Let’s look at the chart –

Technically, there’s evidence that Grainger shareholders will soon kiss those levels goodbye.

  1. First, RSI struck overbought territory back in November and has been diverging against price ever since (in green).  That’s a sign buying momentum is drying up.
  2. MACD, too, has been diverging lower, and as early as today will likely go sub-waterline, confirming RSI’s bearish dive below that marker some ten sessions ago.
  3. Price-wise, we see a bearish head-and-shoulders topping pattern (in red), with the neckline now broken (in blue).  Meaning: we’re perched on the precipice, and a fall is imminent.
  4. Supporting that contention is last Friday’s candle – a bearish gravestone doji – that’s sitting directly on the short-term moving average (in purple), GWW’s last line of support before a potential tumble to 440.
  5. Downside count on the head-and-shoulders pattern aligns perfectly with the above, suggesting a price drop to 442 (in black).
  6. A gap that needs filling through 430 (in brown) also suggests a fall to that range.

All of which leads us to the following laddered PUT spread strategy.

And it goes like this…

A Jew and His Money recommends you consider buying the GWW April 14th 490 PUT for $28.20 and selling both the GWW April 14th 470 PUT for $16.40 and the GWW April 14th 440 PUT for $9.80.  Total debit on the affair is $2.00.

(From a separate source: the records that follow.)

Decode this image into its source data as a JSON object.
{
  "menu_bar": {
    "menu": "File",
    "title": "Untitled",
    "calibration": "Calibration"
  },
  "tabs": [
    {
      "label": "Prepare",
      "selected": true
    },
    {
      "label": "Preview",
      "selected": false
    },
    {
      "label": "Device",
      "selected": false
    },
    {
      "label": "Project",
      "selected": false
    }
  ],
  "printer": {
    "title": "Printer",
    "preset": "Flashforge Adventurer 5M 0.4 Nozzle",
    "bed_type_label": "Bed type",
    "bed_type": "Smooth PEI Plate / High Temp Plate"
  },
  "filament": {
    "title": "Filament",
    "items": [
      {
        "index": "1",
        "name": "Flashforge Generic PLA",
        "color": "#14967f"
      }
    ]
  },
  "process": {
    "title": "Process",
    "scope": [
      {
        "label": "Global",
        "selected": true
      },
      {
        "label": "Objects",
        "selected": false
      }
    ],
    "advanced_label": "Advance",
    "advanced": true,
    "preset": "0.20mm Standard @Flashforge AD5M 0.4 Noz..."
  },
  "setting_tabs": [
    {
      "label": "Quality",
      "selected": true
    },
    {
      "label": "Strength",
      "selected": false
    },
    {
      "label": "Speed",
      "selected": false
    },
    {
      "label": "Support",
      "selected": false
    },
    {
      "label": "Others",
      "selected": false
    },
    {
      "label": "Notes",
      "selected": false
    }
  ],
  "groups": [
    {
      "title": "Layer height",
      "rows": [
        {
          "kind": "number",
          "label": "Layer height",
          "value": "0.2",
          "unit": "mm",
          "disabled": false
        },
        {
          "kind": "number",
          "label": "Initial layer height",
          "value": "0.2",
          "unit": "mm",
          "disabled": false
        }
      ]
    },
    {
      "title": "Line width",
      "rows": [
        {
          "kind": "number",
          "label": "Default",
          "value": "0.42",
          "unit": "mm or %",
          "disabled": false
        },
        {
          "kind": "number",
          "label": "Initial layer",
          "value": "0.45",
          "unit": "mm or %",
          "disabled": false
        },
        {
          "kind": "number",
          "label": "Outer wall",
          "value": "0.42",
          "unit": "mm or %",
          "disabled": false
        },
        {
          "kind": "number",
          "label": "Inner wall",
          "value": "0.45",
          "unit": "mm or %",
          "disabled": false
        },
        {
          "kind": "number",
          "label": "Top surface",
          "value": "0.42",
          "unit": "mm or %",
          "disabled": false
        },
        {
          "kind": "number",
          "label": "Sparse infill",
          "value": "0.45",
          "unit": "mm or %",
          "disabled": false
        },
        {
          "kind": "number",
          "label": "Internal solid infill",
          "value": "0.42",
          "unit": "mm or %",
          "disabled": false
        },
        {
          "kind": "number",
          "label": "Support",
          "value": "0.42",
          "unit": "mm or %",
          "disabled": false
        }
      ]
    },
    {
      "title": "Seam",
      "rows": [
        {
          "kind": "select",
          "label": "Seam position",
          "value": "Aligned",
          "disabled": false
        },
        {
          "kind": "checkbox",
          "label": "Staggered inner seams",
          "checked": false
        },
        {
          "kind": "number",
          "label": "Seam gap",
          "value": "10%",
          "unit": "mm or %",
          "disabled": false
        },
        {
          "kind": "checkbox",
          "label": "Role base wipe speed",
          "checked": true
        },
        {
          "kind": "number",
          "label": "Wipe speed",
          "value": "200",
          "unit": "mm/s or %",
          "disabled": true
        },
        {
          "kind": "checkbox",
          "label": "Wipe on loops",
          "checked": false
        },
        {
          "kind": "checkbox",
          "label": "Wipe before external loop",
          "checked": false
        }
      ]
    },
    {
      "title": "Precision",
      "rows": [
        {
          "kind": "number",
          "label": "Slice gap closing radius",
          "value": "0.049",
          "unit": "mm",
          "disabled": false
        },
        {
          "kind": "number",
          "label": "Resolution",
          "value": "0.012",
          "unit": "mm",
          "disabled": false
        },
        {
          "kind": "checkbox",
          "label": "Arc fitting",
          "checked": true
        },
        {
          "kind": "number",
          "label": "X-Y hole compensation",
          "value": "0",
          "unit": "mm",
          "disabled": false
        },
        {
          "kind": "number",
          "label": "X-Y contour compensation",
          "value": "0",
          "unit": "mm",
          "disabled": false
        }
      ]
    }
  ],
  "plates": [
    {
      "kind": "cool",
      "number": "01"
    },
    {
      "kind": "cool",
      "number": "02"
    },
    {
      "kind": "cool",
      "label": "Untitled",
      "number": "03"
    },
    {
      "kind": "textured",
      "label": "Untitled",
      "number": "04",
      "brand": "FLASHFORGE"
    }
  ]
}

Rationale: best case scenario on the trade is a profit of $18.00.  That will occur if GWW declines to anywhere between 470 and 440 by expiry.  Not bad, either, if you consider that you’re only fronting $2.00 for the opportunity (900% return).

Worst case scenario would involve a drop below 422, at which point the trade would start bleeding.

In the event of a move below 440, we would advise shorting the stock, as that would simply cancel any losses on the open short 440 PUT and safeguard your profit.  You could also place the short anywhere between 440 and 422 to safeguard just a portion of your profits.

Breakeven on the trade arrives at 488, exactly one percent below the current price level.

Full profits are secured with a drop of just 4.6%!

Grainger hasn’t yet succumbed to the general weakness in the market, but that doesn’t mean it won’t.

It’s simply a latecomer to the bear bash.

But a’bashed it will be…

With help from the Al-mighty, who sees and knows all.